"يصل إلى" - Translation from Arabic to Turkish

    • gelmeden
        
    • geldiğinde
        
    • ulaşmadan
        
    • ulaşmasına
        
    • gelen
        
    • ulaşmak
        
    • gelmesini
        
    • gözünüze
        
    • gelir
        
    • varan
        
    • ulaşan
        
    • ulaşır
        
    • ulaşana
        
    • ulaşıyor
        
    • ulaştı
        
    Gökadadan bir ışık ışını, evrenin içinde sizin gözünüze gelmeden önce belki milyarlarca yıl yol kateder değil mi? TED سينطلق شعاع من الضوء من المجرة ويسافر عبر الكون ربما لمليارات من السنين قبل أن يصل إلى المنظار الفلكي أو العين.

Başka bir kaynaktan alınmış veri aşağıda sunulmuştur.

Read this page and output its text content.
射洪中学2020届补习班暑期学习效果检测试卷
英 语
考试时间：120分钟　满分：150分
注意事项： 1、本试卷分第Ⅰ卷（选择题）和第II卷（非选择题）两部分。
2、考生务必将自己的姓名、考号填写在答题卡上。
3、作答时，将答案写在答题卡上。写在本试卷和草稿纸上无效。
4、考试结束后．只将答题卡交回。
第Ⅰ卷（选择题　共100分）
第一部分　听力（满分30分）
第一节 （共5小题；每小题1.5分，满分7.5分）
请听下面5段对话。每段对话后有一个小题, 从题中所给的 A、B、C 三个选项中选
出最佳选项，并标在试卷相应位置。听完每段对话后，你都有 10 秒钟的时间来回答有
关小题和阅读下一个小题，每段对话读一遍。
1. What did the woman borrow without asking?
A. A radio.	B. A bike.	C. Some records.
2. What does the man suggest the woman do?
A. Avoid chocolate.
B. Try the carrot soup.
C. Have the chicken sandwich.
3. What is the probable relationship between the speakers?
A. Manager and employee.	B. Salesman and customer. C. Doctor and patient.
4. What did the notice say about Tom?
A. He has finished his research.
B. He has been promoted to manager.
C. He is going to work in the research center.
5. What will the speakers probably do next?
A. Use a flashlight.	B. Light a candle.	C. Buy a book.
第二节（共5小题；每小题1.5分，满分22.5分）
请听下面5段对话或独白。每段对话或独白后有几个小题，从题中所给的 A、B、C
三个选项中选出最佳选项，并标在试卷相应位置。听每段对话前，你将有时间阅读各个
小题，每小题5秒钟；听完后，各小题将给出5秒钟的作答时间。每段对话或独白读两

    O eve geldiğinde ben uyumuş oluyorum, ben ayrıldığımda da o. Open Subtitles أكون نائمة عندما يصل إلى المنزل ويكون هو نائماً عندما أغادر،
    -Güney hatlarına ulaşmadan bu casusu yakalayacağım. Open Subtitles سأقبض على هذا الجاسوس قبل أن يصل إلى الحدود الجنوبية
    New York'taki Özgürlük Adası'nın ortasında duran bir insanın bir sıçrayışta Özgürlük Heykeli'nin tepesine ulaşmasına eşdeğer. TED و هو ما يعادل شخصاً واقفاً في وسط جزيرة الحرية في نيويورك و بقفزة واحدة يصل إلى قمته
    Sürücülerden biri... elinde çenesine kadar gelen bir şey tutuyordu. Open Subtitles واحد من السائقين كان يمسك شيئا ما يصل إلى فمه
    Nitekim, pamukta bu koyulukta bir renge ulaşmak için onu çivit mavisine 18 kez batırmak gerekir. TED وفي الواقع، القطن قد يستغرق ما يصل إلى 18 غمسة في النيلي ليحصل على لون بهذه الدكانة.

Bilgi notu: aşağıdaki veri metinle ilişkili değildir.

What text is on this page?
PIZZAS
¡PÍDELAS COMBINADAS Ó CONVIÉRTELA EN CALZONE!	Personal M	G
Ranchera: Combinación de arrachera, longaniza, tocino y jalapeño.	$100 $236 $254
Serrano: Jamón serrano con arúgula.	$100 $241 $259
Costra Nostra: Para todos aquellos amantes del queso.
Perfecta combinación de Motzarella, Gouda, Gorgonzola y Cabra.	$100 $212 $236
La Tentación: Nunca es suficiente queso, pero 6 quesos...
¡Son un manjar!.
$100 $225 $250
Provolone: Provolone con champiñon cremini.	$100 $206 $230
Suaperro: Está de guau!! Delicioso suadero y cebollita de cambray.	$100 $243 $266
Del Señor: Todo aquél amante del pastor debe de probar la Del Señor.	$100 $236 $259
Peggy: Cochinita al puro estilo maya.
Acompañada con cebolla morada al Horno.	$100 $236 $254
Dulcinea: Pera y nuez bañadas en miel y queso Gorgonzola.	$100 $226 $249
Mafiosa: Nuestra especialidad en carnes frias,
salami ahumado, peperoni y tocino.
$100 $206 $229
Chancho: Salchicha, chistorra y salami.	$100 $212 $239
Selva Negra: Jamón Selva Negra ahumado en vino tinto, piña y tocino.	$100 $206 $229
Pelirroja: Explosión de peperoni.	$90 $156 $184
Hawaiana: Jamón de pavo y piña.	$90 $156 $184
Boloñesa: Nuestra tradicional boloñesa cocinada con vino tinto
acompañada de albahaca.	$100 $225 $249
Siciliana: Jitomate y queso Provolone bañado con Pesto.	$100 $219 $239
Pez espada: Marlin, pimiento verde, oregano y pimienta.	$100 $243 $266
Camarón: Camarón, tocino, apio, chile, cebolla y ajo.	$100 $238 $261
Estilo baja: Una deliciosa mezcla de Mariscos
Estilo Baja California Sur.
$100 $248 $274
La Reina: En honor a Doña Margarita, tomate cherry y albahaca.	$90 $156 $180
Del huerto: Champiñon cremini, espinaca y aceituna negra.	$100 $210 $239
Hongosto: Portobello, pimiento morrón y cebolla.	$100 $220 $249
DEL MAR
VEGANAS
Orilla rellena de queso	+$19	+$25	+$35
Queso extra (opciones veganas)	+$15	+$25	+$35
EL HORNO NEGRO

    Üç tüfek arasındaki ölüm alanına kadar gelmesini bekliyorlar. Open Subtitles أنهم ينتظرون حتى يصل إلى منطقة القتل بين ثلاث بنادق
    Pap, Frazier şehre gelmeden önce neler yapmış, araştır. Open Subtitles باب، احصل لى على كل المعلومات التي تستطيع على فرايزر قَبل أَن يصل إلى البلدة
    O buraya gelmeden evvel elimizden geleni yapmalıyız ki onlara karşı bir şansı olsun. Open Subtitles صمم، علينا القيام بما في وسعنا قبل أن يصل إلى هنا
    Babanız geldiğinde onu sulu gözlerle karşılamamalıyım. Open Subtitles لا يجب أن يرى والدكم عيناي متعبتان عندما يصل إلى المنزل
    Ve sıra Cumhurbaşkanının zihnine geldiğinde, o tamamen boştur. Open Subtitles وحينما يصل إلى عقل الرئيس يجده فارغ تماماً
    Dev bir mors! Kampa ulaşmadan onu durdurmalıyız! Open Subtitles وحش عملاق , يجب أن نوقفة قبل أن يصل إلى المعسكر
    Dayanmalıyız! O kalkanın toplara ulaşmasına müsaade edemeyiz! Open Subtitles يجب أن نبقى , يجب أن لاندع الدرع يصل إلى المدافع الثقيلة
    Bir sağlık görevlisi bir kaç olay mahalline hep ilk gelen oldu. Open Subtitles ثمة مسعف يكون دائماً أول من يصل إلى مسرح الجريمة عدة مرات.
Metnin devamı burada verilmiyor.